What happens when the pro-inflammatory response is greater than compensatory anti-inflammatory response?

A

Septic Shock with multi-organ failure and death.

27
Q

What happens when the compensatory anti-inflammatory response is greater than pro-inflammatory?

A

Immunoparalysis with uncontrolled infection and multiorgan failure.

28
Q

What does the clinical features of sepsis depend on?

A

Number of factors:
Host.
Organsim.
Environment.

29
Q

What are the general features of sepsis?

A

Fever >38 - presenting as chills, rigors, flushes, cold sweats, night sweats.

Hypothermia <36 - especially in the elderly and very young children.

Tachycardia >90 per min
Tachypnoea > 20/min
Altered mental status - especially elderly.
Hyperglycaemia > 8 in absence of diabetes.

30
Q

What are the inflammatory variable in sepsis?

A

Leucocytosis
Leucopenia
High CRP
High Prolactin

31
Q

What are the organ dysfunction variable in sepsis?

A
Arterial hypoxaemia 
Oliguria 
Creatinine increase compared to baseline.
Coagulation abnormalities.
ileus (intestinal obstruct)
Thrombocytopenia (low platelet)
Hyperbilirubinaemia
32
Q

Tissue perfusion variables in sepsis

A

High lactate

Skin mottling and reduced capillary perfusion.

33
Q

Effect of host on sepsis presentation

A

Age
Co-morbitdities (COPD, DM)
Immunosuppression
Previous surgery

34
Q

Effect of organism on presentation of sepsis

A

Gram positive vs Gram negative.
Virulence factors
Bioburden.

35
Q

What is the sepsis 6?

A
Oxygen 
Blood cultures 
Antibiotics 
Fluid challenge
Lactate
Urine output
36
Q

Take 3: Give 3

A

Take: Blood cultures
Blood lactate
Measure urine output

Give: oxygen aim for 94-98%
IV antibiotics
IV fluid challenge

37
Q

Why take blood cultures, lactate and urine output?

A

BC - Make microbiological diagnosis (30-50% positive)
- if spike in temp, take 2 sets.

Lactate - marker of generalised hypoperfusion / severe sepsis/ poorer prognosis.
Type A - hypoperfusion. Type B - mitochondrial toxins.
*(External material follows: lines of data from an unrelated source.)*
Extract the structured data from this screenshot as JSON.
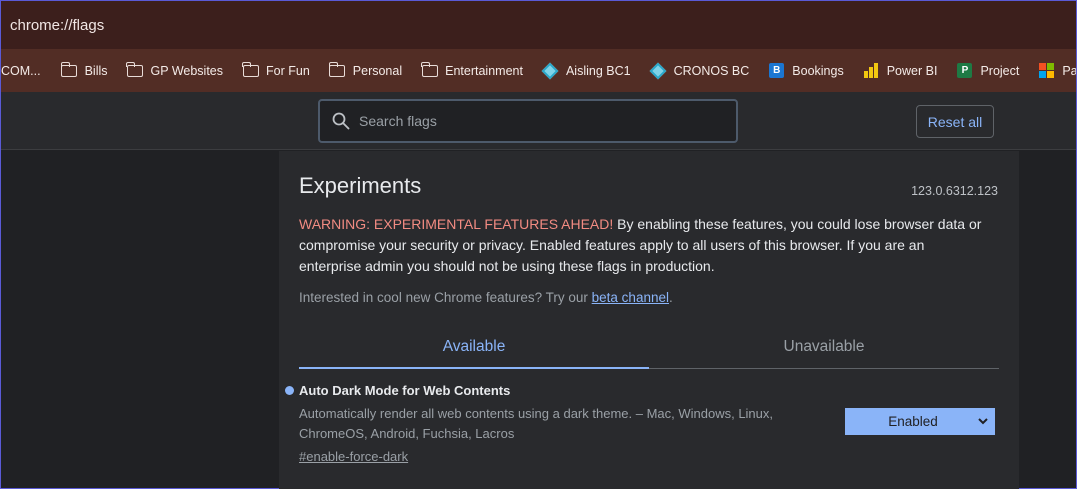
{
  "omnibox": {
    "url": "chrome://flags"
  },
  "bookmarks": [
    {
      "label": "COM...",
      "icon": "none"
    },
    {
      "label": "Bills",
      "icon": "folder-icon"
    },
    {
      "label": "GP Websites",
      "icon": "folder-icon"
    },
    {
      "label": "For Fun",
      "icon": "folder-icon"
    },
    {
      "label": "Personal",
      "icon": "folder-icon"
    },
    {
      "label": "Entertainment",
      "icon": "folder-icon"
    },
    {
      "label": "Aisling BC1",
      "icon": "business-central-icon"
    },
    {
      "label": "CRONOS BC",
      "icon": "business-central-icon"
    },
    {
      "label": "Bookings",
      "icon": "bookings-icon"
    },
    {
      "label": "Power BI",
      "icon": "power-bi-icon"
    },
    {
      "label": "Project",
      "icon": "project-icon"
    },
    {
      "label": "Partner",
      "icon": "microsoft-icon"
    }
  ],
  "header": {
    "search_placeholder": "Search flags",
    "reset_label": "Reset all"
  },
  "main": {
    "title": "Experiments",
    "version": "123.0.6312.123",
    "warning_prefix": "WARNING: EXPERIMENTAL FEATURES AHEAD!",
    "warning_body": " By enabling these features, you could lose browser data or compromise your security or privacy. Enabled features apply to all users of this browser. If you are an enterprise admin you should not be using these flags in production.",
    "interest_text": "Interested in cool new Chrome features? Try our ",
    "interest_link": "beta channel",
    "interest_end": ".",
    "tabs": [
      {
        "label": "Available",
        "active": true
      },
      {
        "label": "Unavailable",
        "active": false
      }
    ]
  },
  "flag": {
    "name": "Auto Dark Mode for Web Contents",
    "description": "Automatically render all web contents using a dark theme. – Mac, Windows, Linux, ChromeOS, Android, Fuchsia, Lacros",
    "link": "#enable-force-dark",
    "value": "Enabled"
  },
  "colors": {
    "accent": "#8ab4f8",
    "warning": "#f28b82",
    "frame": "#3c1f1c",
    "bookmark_bar": "#522d25"
  }
}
Low urine output - marker of renal dysfunction.

38
Q

What antibiotics are chosen in sepsis?

A

Based on working diagnosis from history and examination.

Follow local antibiotic guidelines.

Consider allergy, previous MRSA, ESBL, and toxicity.

39
Q

What is given in IV fluids for sepsis?

A

30ml/kg fluid challenge

2.1L 70kg patient.

40
Q

When is HDU referral considered in sepsis?

A
Low BP responsive to fluids 
Lactate >2 despite fluid resuscitation. 
Elevated creatinine 
Oliguria 
Liver dysfunction 
Bilateral infiltrates, hypoxaemia.
41
Q

When is ITU considered for sepsis?

A

Septic shock
Multi-organ failure
Requires sedation, intubation and ventilation.